To provide clinical practice guidelines for the evaluation and treatment of distress — a normal feeling of vulnerability to a feeling that leads to disabling problems, such as depression and anxiety — in adult patients with cancer

Type of Resource/Evidence-Based Process:

  • Evidence-based guidelines    
  • Consensus development involving a panel composed of physicians, psychiatrists, psychologists, and social workers

Phase of Care and Clinical Applications:

  • Phases of care: multiple phases 
  • Clinical application: palliative care

Results Provided in the Reference:

Results were not stated.

Guidelines & Recommendations:

Recommended standards of care include

  • Screening all patients for distress, at initial visits and appropriate intervals
  • Distress management according to guidelines
  • Having committees to implement standards, provide relevant education and training to healthcare professionals
  • Having mental health professionals and certified chaplains available
  • Providing a distress-thermometer screening tool
  • Identifying at-risk patients and periods of increased vulnerability, to define appropriate screening intervals

Evaluation should include measures relating to level of distress, behavior symptoms, psychiatric history and medications, pain and symptom control, body image and sexuality issues, impaired capacity, safety, potential medical causes, and psychological disorders.

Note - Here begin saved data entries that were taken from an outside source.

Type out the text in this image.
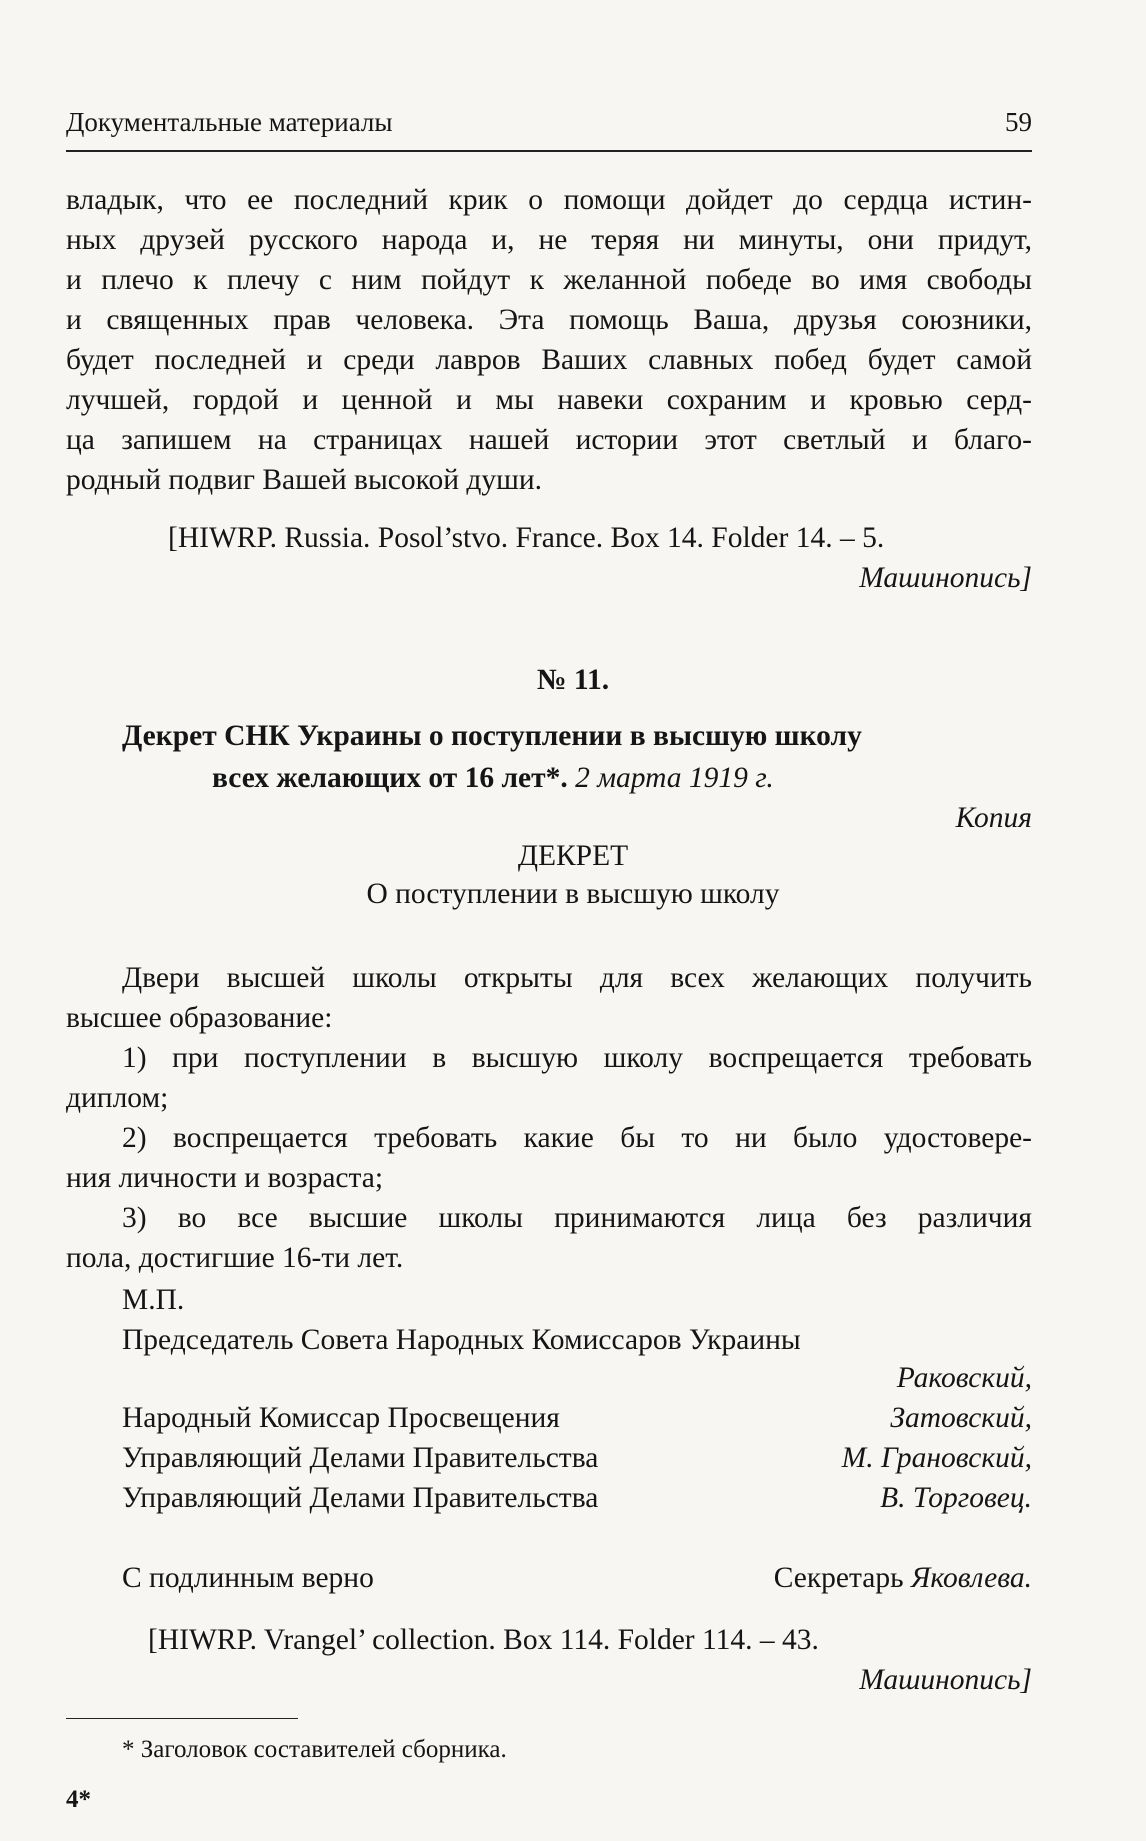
Документальные материалы	59
владык, что ее последний крик о помощи дойдет до сердца истин-
ных друзей русского народа и, не теряя ни минуты, они придут,
и плечо к плечу с ним пойдут к желанной победе во имя свободы
и священных прав человека. Эта помощь Ваша, друзья союзники,
будет последней и среди лавров Ваших славных побед будет самой
лучшей, гордой и ценной и мы навеки сохраним и кровью серд-
ца запишем на страницах нашей истории этот светлый и благо-
родный подвиг Вашей высокой души.
[HIWRP. Russia. Posol’stvo. France. Box 14. Folder 14. – 5.
Машинопись]
№ 11.
Декрет СНК Украины о поступлении в высшую школу
всех желающих от 16 лет*. 2 марта 1919 г.
Копия
ДЕКРЕТ
О поступлении в высшую школу
Двери высшей школы открыты для всех желающих получить
высшее образование:
1) при поступлении в высшую школу воспрещается требовать
диплом;
2) воспрещается требовать какие бы то ни было удостовере-
ния личности и возраста;
3) во все высшие школы принимаются лица без различия
пола, достигшие 16-ти лет.
М.П.
Председатель Совета Народных Комиссаров Украины
Раковский,
Народный Комиссар Просвещения	Затовский,
Управляющий Делами Правительства	М. Грановский,
Управляющий Делами Правительства	В. Торговец.
С подлинным верно	Секретарь Яковлева.
[HIWRP. Vrangel’ collection. Box 114. Folder 114. – 43.
Машинопись]
* Заголовок составителей сборника.
4*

Management algorithms should be provided for dementia, delirium, mood disorder, psychotic disorder, adjustment disorder, anxiety disorder, personality disorder, and substance-related disorder.

Treatments identified for use include psychotherapy, anxiolytics, antidepressants, psychoeducation, cognitive behavioral therapy, social work and counseling interventions, spiritual counseling and ethics, and palliative care consultation according to algorithms.

Limitations:

  • The evidence is mainly "lower level," and recommendations are primarily consensus-based. 
  • The panel did not include a nursing member.
  • Many recommendations tend to focus on approaches to care for patients with significant mental disorders or for those referred to a mental health team. 
  • The guidelines provide limited suggestions regarding low-level distress associated with physical symptoms.

Nursing Implications:

The guidelines provide recommended pathways regarding assessment and management of distress. They do not provide a nursing perspective or identify a role for nursing in patient management.